In 2001, Comer became executive director of the Philadelphia-Camden High Intensity Drug Trafficking Area (P/C-HIDTA) program. Created by the Anti-Drug Abuse Act of 1988, HIDTAs are designated by the Office of National Drug Control Policy (ONDCP) as posing serious community threats.
Federally run HIDTA programs serve as intelligence centers for law enforcement agencies battling traffic in illegal drugs in defined geographical areas. When Comer started at P/C-HIDTA, analysts were searching for connections among data housed in numerous databases. After observing the research process, Comer asked what turned out to be a key question: Why does it take so long?
“I thought there had to be a software that would read all these databases with a single query,” Comer says.
He asked ONDCP, which looked into the issue and found that Visual Analytics Inc., a software developer in Poolesville, Md., had a new system called Digital Information Gateway (DIG) that could search multiple databases simultaneously. The company was looking for a way to test DIG. Comer volunteered P/C-HIDTA.

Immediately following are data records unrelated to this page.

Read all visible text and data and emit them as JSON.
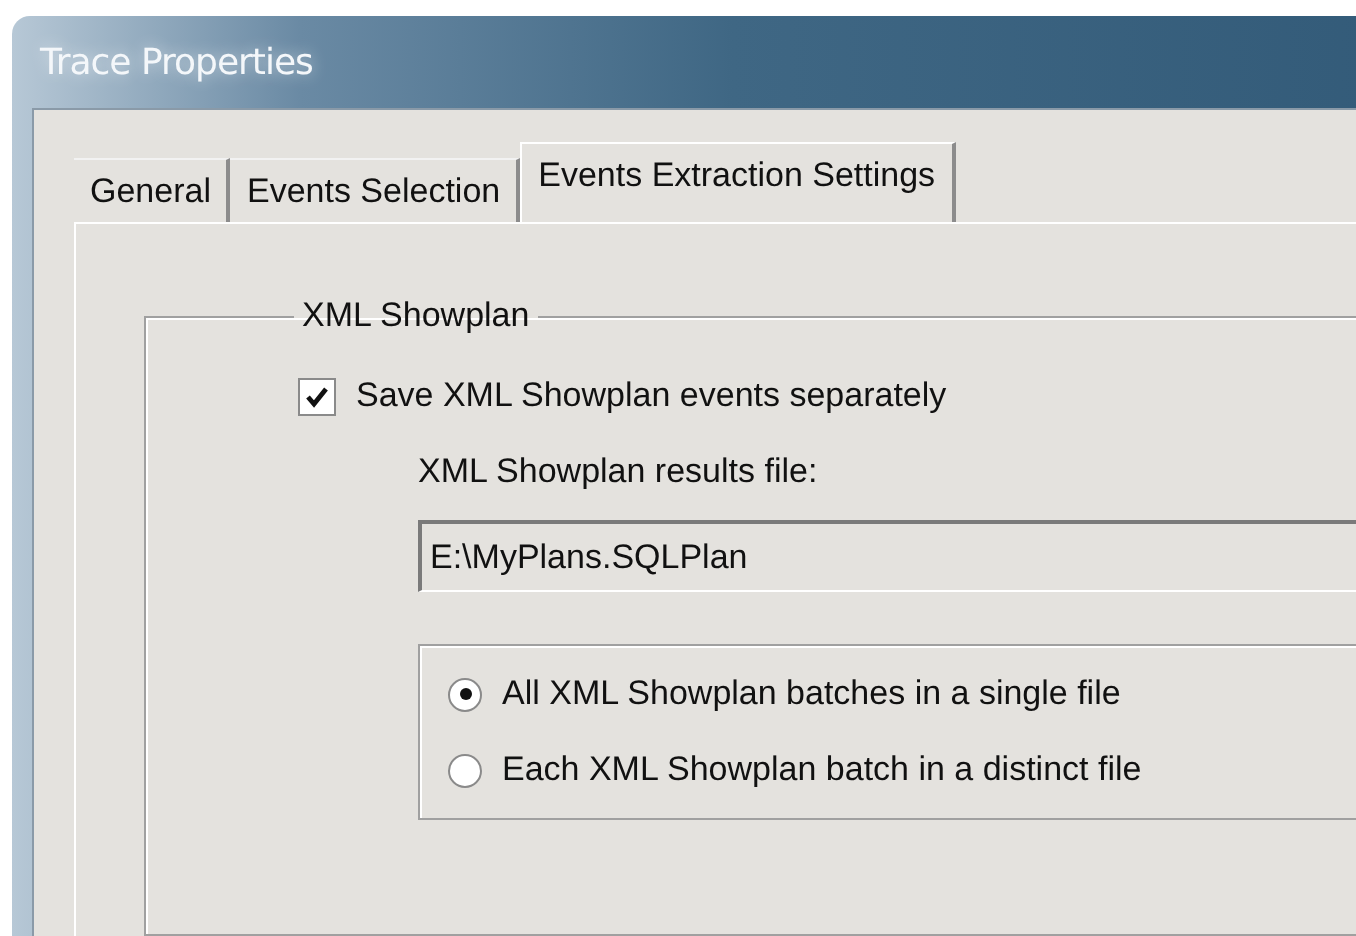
{
  "window": {
    "title": "Trace Properties"
  },
  "tabs": [
    {
      "label": "General",
      "selected": false
    },
    {
      "label": "Events Selection",
      "selected": false
    },
    {
      "label": "Events Extraction Settings",
      "selected": true
    }
  ],
  "group": {
    "title": "XML Showplan",
    "save_separately": {
      "label": "Save XML Showplan events separately",
      "checked": true
    },
    "results_file": {
      "label": "XML Showplan results file:",
      "value": "E:\\MyPlans.SQLPlan"
    },
    "options": [
      {
        "label": "All XML Showplan batches in a single file",
        "selected": true
      },
      {
        "label": "Each XML Showplan batch in a distinct file",
        "selected": false
      }
    ]
  }
}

Visual Analytics specializes in data analysis tools. “Our goals are to find ways to access all types of data as fast as possible so you can create up-to-date analyses and find patterns that might be embedded in data,” says its president, David O’Connor.
“While the idea may sound simple, it isn’t,” adds Bennett McPhatter, the company’s chief operating officer.

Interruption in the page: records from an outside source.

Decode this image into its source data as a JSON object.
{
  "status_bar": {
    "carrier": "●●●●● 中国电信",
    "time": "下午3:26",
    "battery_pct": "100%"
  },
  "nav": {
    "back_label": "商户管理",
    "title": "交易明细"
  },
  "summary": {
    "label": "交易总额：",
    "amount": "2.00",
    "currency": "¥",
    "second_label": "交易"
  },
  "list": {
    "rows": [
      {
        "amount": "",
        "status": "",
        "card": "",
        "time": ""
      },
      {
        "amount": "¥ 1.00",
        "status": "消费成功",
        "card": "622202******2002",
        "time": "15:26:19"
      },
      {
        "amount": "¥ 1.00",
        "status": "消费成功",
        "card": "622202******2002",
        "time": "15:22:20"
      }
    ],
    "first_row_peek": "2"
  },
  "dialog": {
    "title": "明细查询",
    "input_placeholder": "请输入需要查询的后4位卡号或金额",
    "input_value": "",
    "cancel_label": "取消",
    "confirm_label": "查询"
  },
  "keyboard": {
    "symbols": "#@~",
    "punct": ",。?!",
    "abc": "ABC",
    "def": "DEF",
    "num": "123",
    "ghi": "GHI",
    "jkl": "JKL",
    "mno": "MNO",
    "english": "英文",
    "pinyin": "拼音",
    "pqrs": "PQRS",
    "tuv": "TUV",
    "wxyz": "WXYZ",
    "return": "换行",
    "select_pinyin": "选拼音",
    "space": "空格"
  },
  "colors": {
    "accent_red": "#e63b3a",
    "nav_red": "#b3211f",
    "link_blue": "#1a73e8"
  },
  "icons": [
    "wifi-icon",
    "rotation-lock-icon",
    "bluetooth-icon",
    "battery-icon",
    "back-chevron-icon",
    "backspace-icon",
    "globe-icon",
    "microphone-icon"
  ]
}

DIG sits on top of various database systems and models the stored data, without changing it, McPhatter explains. Visual Analytics connected DIG to seven separate databases including arrests, debriefings and FBI informant information. When an analyst typed in a query at a DIG screen, the system searched all seven databases and returned with materials including documents, Web sites, e-mail, spreadsheets, PowerPoints, PDFs and other database items.

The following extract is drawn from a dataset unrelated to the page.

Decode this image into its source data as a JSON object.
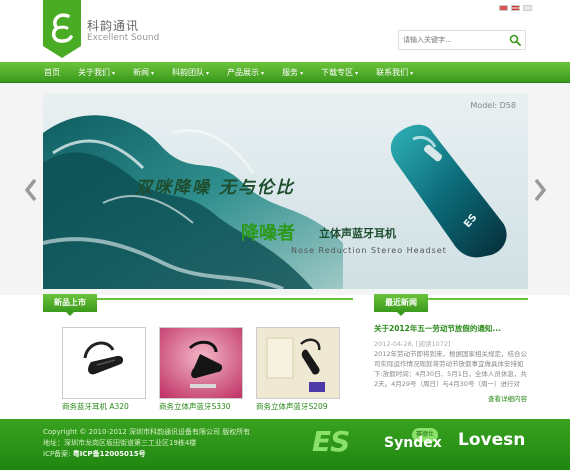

Suddenly P/C-HIDTA analysts were churning out reports in two days instead of two weeks.
In 2003, Comer asked another question: Could DIG connect with other HIDTA systems and search more records? Specifically, could a P/C-HIDTA analyst query DIG and search the databases current connected to the system as well as databases serving the Washington/Baltimore HIDTA and HIDTAs set up throughout Florida?
Visual Analytics developed a concept called server-to-server searching. The original P/C-HIDTA system used a dedicated server configured to connect to each of the databases it would search. The new system would delegate searches to servers located within each organization that had agreed to share data.
To sell the idea to the law enforcement groups involved, the system also had to protect the data agencies did not want to share. “We configured a security system that controls who is allowed to use each database,” McPhatter says. “Each agency can configure and modify the security controls itself.”
The result: the DIG server-to-server system now searches nearly 50 geographically dispersed databases containing approximately 200 million records.
In addition, Visual Analytics has developed software to support DIG. Called Visual Links, the new application works with DIG by drawing flow-charts that visually describe the connection between various pieces of data.
Last year, Comer moved on and set up a Princeton, N.J.-based consulting shop called Analytical Information Intelligence Group LLC. His current assignments include marketing similar systems.
One of Comer’s targets is the Department of Homeland Security (DHS). “They operate an intelligence center or data warehouse,” Comer says. “Lots of agencies have contributed their databases to this warehouse, but none of them are linked together. If those databases were all linked, then every analyst working for DHS and every other agency involved could search all the databases with a single query.”